For a sharply contrasting book, at least in the level of depth and care, can I instead recommend (well, I’m only a couple of chapters in, but it is going terrifically) Ian Rumfitt’s The Boundary Stones of Thought (OUP). This is a predictably serious discussion of the nature of logic in which Rumfitt defends classical logic against a variety of broadly anti-realist attacks. Exemplary and inspiring stuff.

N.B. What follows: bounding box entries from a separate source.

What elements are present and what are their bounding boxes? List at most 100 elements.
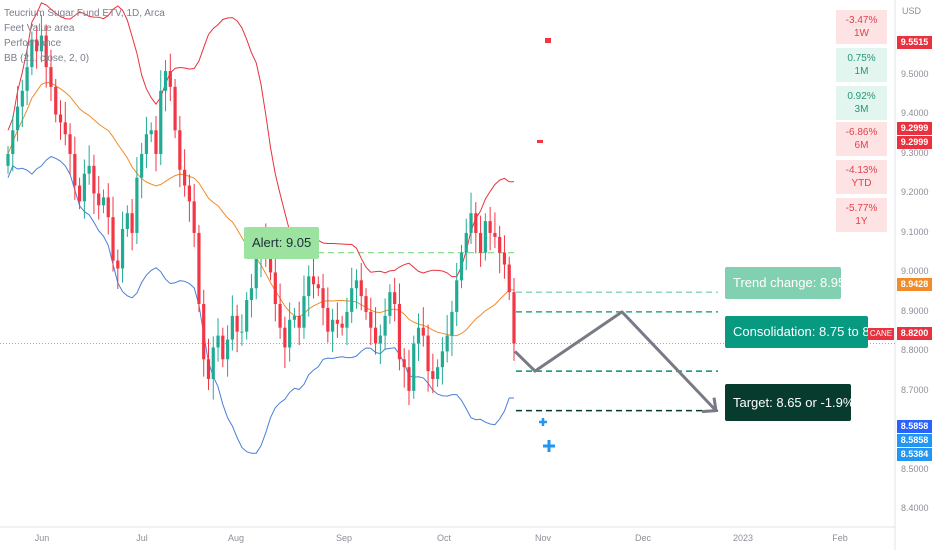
candle-body <box>383 315 387 336</box>
consolidation-callout[interactable]: Consolidation: 8.75 to 8. <box>725 316 868 348</box>
candle-body <box>135 177 139 233</box>
candle-body <box>321 288 325 308</box>
price-tag: 8.5858 <box>897 420 932 433</box>
candle-body <box>268 252 273 273</box>
candle-body <box>235 315 239 332</box>
candle-body <box>464 232 468 253</box>
performance-period: 6M <box>854 140 869 151</box>
candle-body <box>436 367 440 380</box>
candle-body <box>416 327 421 344</box>
y-tick-label: 9.3000 <box>901 147 929 158</box>
price-tag: 9.2999 <box>897 122 932 135</box>
candle-body <box>373 327 378 344</box>
price-tag: 8.5384 <box>897 448 932 461</box>
performance-period: 1Y <box>855 216 868 227</box>
candle-body <box>245 300 249 332</box>
candle-body <box>106 197 110 218</box>
candle-body <box>273 272 277 305</box>
candle-body <box>450 311 454 336</box>
candle-body <box>455 280 459 312</box>
candle-body <box>168 71 172 87</box>
candle-body <box>359 280 363 297</box>
candle-body <box>388 292 392 316</box>
candle-body <box>331 319 335 332</box>
candle-body <box>54 86 58 115</box>
candle-body <box>39 35 44 52</box>
y-tick-label: 8.5000 <box>901 463 929 474</box>
candle-body <box>63 122 67 135</box>
performance-value: -4.13% <box>845 165 878 176</box>
candle-body <box>73 153 77 186</box>
candle-body <box>278 304 282 328</box>
candle-body <box>407 367 411 391</box>
projection-path <box>513 310 718 414</box>
y-tick-label: 9.5000 <box>901 69 929 79</box>
candle-body <box>488 221 492 233</box>
upper-marker <box>545 38 551 43</box>
candle-body <box>49 67 53 87</box>
candle-body <box>130 213 134 233</box>
candle-body <box>307 276 311 297</box>
candle-body <box>101 197 106 206</box>
candle-body <box>92 165 96 194</box>
trend-change-callout[interactable]: Trend change: 8.95 <box>725 267 845 299</box>
chart-markers <box>537 38 555 452</box>
y-tick-label: 8.9000 <box>901 305 929 316</box>
candle-body <box>302 296 306 328</box>
candle-body <box>6 153 10 166</box>
candle-body <box>35 39 39 52</box>
performance-value: -6.86% <box>845 127 878 138</box>
x-tick-label: Dec <box>634 533 652 543</box>
candle-body <box>30 39 34 68</box>
candle-body <box>149 130 153 135</box>
candle-body <box>340 323 344 328</box>
candle-body <box>230 315 234 340</box>
candle-body <box>345 311 349 328</box>
candle-body <box>350 288 354 312</box>
candle-body <box>459 252 464 281</box>
x-tick-label: Oct <box>436 533 452 543</box>
candle-body <box>58 114 63 123</box>
upper-marker <box>537 140 543 143</box>
cane-symbol-tag: CANE <box>868 328 894 340</box>
projection-arrowhead <box>701 397 718 414</box>
price-tag: 8.8200 <box>897 327 932 340</box>
legend-performance[interactable]: Performance <box>4 38 62 49</box>
candle-body <box>125 213 129 229</box>
candle-body <box>369 311 373 328</box>
legend-value-area[interactable]: Feet Value area <box>4 23 75 34</box>
candle-body <box>178 130 182 170</box>
candle-body <box>292 315 297 320</box>
candle-body <box>316 284 320 289</box>
lower-marker <box>543 440 555 452</box>
performance-period: 3M <box>854 104 869 115</box>
candle-body <box>144 134 149 154</box>
candle-body <box>326 307 330 332</box>
target-callout[interactable]: Target: 8.65 or -1.9% <box>725 384 854 421</box>
price-tag: 9.2999 <box>897 136 932 149</box>
candle-body <box>512 292 516 344</box>
alert-callout[interactable]: Alert: 9.05 <box>244 227 320 259</box>
candle-body <box>507 264 511 293</box>
candle-body <box>120 228 125 269</box>
candle-body <box>249 288 254 301</box>
y-tick-label: 8.8000 <box>901 345 929 356</box>
performance-value: 0.75% <box>847 53 876 64</box>
candle-body <box>364 296 368 312</box>
performance-period: 1M <box>854 66 869 77</box>
legend-symbol[interactable]: Teucrium Sugar Fund ETV, 1D, Arca <box>4 8 165 19</box>
y-tick-label: 8.7000 <box>901 384 929 395</box>
x-tick-label: 2023 <box>732 533 754 543</box>
candle-body <box>493 232 497 237</box>
legend-bb[interactable]: BB (21, close, 2, 0) <box>4 53 90 64</box>
candle-body <box>159 90 163 154</box>
candle-body <box>483 221 487 253</box>
performance-period: 1W <box>854 28 869 39</box>
bb-upper-line <box>7 2 514 278</box>
candle-body <box>173 86 177 131</box>
candle-body <box>335 319 339 324</box>
candle-body <box>11 130 15 154</box>
price-tag: 8.9428 <box>897 278 932 291</box>
candle-body <box>202 304 206 360</box>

We have at last ventured from our small corner of the city into centro storico on our morning walk: it was almost deserted. Here is a glimpse of Trinity and its Newtonian apple tree — without the dozens of tourists who are usually to be seen sitting along that low wall. Cambridge gets about eight million visitors a year, mostly on day trips (which is pretty absurd as there is really so little to see apart from King’s College Chapel, as most of the older colleges are closed to visitors most of the time). I imagine that very many residents would be pretty happy if that level of mass tourism doesn’t return here for years, if ever. But that’s just one more unknown about the post-virus world.

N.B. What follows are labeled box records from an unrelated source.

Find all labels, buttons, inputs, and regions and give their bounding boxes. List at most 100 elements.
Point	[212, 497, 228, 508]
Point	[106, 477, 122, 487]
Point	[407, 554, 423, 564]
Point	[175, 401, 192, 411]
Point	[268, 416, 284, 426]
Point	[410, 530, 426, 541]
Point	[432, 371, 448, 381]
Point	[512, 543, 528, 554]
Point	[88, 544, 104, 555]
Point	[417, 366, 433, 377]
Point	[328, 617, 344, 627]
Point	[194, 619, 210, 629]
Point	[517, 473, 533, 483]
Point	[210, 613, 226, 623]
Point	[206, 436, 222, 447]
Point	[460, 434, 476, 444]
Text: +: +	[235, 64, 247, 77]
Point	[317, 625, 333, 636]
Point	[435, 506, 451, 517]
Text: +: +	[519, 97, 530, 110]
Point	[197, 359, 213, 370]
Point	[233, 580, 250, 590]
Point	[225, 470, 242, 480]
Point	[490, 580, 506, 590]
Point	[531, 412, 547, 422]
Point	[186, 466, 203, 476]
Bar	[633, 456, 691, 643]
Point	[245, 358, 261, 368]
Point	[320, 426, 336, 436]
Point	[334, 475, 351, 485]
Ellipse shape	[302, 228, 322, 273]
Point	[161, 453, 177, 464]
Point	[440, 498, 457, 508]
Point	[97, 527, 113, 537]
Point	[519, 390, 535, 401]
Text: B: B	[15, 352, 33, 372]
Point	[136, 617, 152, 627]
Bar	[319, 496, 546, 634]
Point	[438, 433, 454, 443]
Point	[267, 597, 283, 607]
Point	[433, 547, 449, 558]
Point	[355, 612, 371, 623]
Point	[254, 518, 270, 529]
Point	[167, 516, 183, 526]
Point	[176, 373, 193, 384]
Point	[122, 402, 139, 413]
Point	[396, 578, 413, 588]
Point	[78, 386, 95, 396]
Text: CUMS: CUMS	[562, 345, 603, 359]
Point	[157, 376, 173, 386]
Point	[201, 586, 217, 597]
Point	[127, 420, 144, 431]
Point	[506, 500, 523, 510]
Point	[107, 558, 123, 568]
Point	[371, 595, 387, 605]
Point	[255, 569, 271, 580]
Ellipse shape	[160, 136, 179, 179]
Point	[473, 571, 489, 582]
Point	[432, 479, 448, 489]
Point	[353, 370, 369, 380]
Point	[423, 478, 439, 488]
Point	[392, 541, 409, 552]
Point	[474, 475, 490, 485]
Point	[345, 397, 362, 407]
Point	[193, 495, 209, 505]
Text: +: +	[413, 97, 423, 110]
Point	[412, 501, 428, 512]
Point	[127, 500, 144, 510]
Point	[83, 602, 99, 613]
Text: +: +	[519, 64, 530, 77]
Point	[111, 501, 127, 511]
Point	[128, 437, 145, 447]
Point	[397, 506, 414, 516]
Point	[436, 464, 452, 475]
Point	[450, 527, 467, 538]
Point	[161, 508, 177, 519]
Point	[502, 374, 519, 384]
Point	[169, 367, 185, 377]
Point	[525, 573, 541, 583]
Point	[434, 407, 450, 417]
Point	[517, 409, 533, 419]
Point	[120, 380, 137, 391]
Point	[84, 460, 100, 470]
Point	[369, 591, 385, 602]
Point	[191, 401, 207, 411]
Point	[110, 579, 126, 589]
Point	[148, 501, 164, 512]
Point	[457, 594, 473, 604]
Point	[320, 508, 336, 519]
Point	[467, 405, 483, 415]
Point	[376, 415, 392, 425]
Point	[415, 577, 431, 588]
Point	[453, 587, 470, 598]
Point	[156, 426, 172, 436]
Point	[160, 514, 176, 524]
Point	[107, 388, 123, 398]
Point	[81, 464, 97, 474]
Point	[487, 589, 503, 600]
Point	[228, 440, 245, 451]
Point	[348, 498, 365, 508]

Meanwhile, no visit this week to Wigmore Hall on Tuesday to see the Pavel Haas, no driving off today down to St. Mawes in Cornwall for the planned fortnight. Drat. But those are small things in the overall scheme; we are daily reckoning up our good fortune compared with so very many, and just keeping ourselves safe. And the preternaturally good spring weather has been mighty cheering and made those morning walks a delight. So on we go, into this new normal, whatever it turns out to be.
We can, of course, get books delivered here by post. But where’s the fun in that? One small everyday pleasure we really miss is getting to second-hand charity bookshops; we much enjoy the serendipity, the chance discoveries. The wonderfully well-run and well-stocked Oxfam bookshop in Walden is a particular favourite, and in normal times we drop in there perhaps twice a month. And when in Cornwall, there is a terrific bookshop at the National Trust house at Trelissick near St. Mawes. A couple of years ago, we happened to be there when someone came in to donate a paperback set of Helen Dunmore’s first ten novels (obviously brand new); I snapped them up within a minute, having by chance just finished and much admired one of her later novels, Exposure. I have been reading those earlier novels with great pleasure over the intervening months. And I’ve just finished Counting the Stars, Dunmore’s imagining of Catullus and his obsession with Clodia. I’m not sure that this is her most successful novel; and arguably her Catullus — for all his obsession — seems a mite too tame, lacking some of the fury and satiric energy that drives the poetry. But I can still recommend it for a spring evening read, far from Rome!